Many nonliving things are capable of growth. Stalactites in caves, crystals of certain chemicals, layers of sediments at the bottom of rivers, and even piles of old newspapers all grow larger and larger with the passage of time.

This type of growth enlarges an object by accretion: the simple addition of more of the same material on top of the old. Living organisms, however, are capable of much more elaborate growth mechanisms than simple accumulation of matter.

A seed planted in moist earth will take in water, air, and various inorganic materials, such as magnesium, potassium, ion and sulfur, and incorporate them into its structure to build new leaves, roots, flowers and a longer stem. The final result is a lot more than a disorganized, gas-containing, mineral solution. It is a highly organized structure we call a plant.

Living things, such as plants, are capable of converting nonliving materials (inorganic substances) into a whole series of organic materials that are then incorporated into the body of the organism or used in its metabolism.

Ability to synthesize complex building materials from much simpler components and to organize them into larger and larger structures (growth and repair) is an important sign of life.

Reproduction

Eventually the plant, which started the growth process as a seed, produces seeds of its own. Some of these seeds will go on to produce new plants, which will grow and eventually produce more seeds, and so on.

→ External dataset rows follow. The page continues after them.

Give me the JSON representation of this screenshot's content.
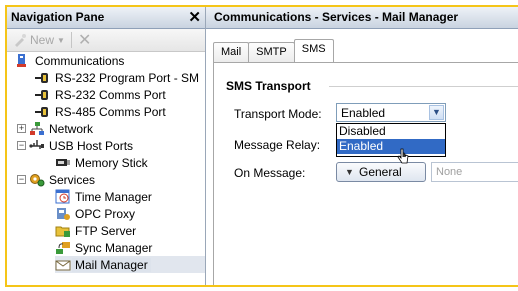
{
  "nav": {
    "title": "Navigation Pane",
    "close_glyph": "✕",
    "toolbar": {
      "new_label": "New",
      "delete_glyph": "✕"
    },
    "tree": [
      {
        "label": "Communications",
        "icon": "communications-icon",
        "expander": ""
      },
      {
        "label": "RS-232 Program Port - SM",
        "icon": "serial-port-icon",
        "expander": ""
      },
      {
        "label": "RS-232 Comms Port",
        "icon": "serial-port-icon",
        "expander": ""
      },
      {
        "label": "RS-485 Comms Port",
        "icon": "serial-port-icon",
        "expander": ""
      },
      {
        "label": "Network",
        "icon": "network-icon",
        "expander": "+"
      },
      {
        "label": "USB Host Ports",
        "icon": "usb-icon",
        "expander": "−"
      },
      {
        "label": "Memory Stick",
        "icon": "memory-stick-icon",
        "expander": ""
      },
      {
        "label": "Services",
        "icon": "services-icon",
        "expander": "−"
      },
      {
        "label": "Time Manager",
        "icon": "time-manager-icon",
        "expander": ""
      },
      {
        "label": "OPC Proxy",
        "icon": "opc-proxy-icon",
        "expander": ""
      },
      {
        "label": "FTP Server",
        "icon": "ftp-server-icon",
        "expander": ""
      },
      {
        "label": "Sync Manager",
        "icon": "sync-manager-icon",
        "expander": ""
      },
      {
        "label": "Mail Manager",
        "icon": "mail-manager-icon",
        "expander": ""
      }
    ]
  },
  "main": {
    "title": "Communications - Services - Mail Manager",
    "tabs": [
      "Mail",
      "SMTP",
      "SMS"
    ],
    "active_tab": "SMS",
    "group_title": "SMS Transport",
    "transport_mode": {
      "label": "Transport Mode:",
      "value": "Enabled",
      "options": [
        "Disabled",
        "Enabled"
      ],
      "highlighted": "Enabled"
    },
    "message_relay": {
      "label": "Message Relay:"
    },
    "on_message": {
      "label": "On Message:",
      "button": "General",
      "placeholder": "None"
    }
  },
  "colors": {
    "frame_border": "#f5c518",
    "selection": "#316ac5",
    "header_gradient_bottom": "#c9d3e0"
  }
}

In a never ending cycle of reproduction, the process whereby plants and animals give rise to new offspring, new individuals, eventually become independent of their parents. These new individuals are formed when the parental organism copies a set of growth and operating instructions and places these instructions in a specialized cell that then develops into an embryo. Eventually these new embryos grow and develop, break away from their parents, and become individuals.

Reproduction can be asexual, whereby only a single parent is needed, and the offspring are genetically identical to each other and their original parent.

Sexual reproduction, however, usually requires two parents, each parent contributing half of the growth instructions. Offspring are not genetically the same as each other or as either parent. In most cases, however, they resemble their parents strongly.

Growth, the process of enlargement and conversion of simple building materials into typical structural parts, and reproduction, the ability to produce offspring are two vital signs of life.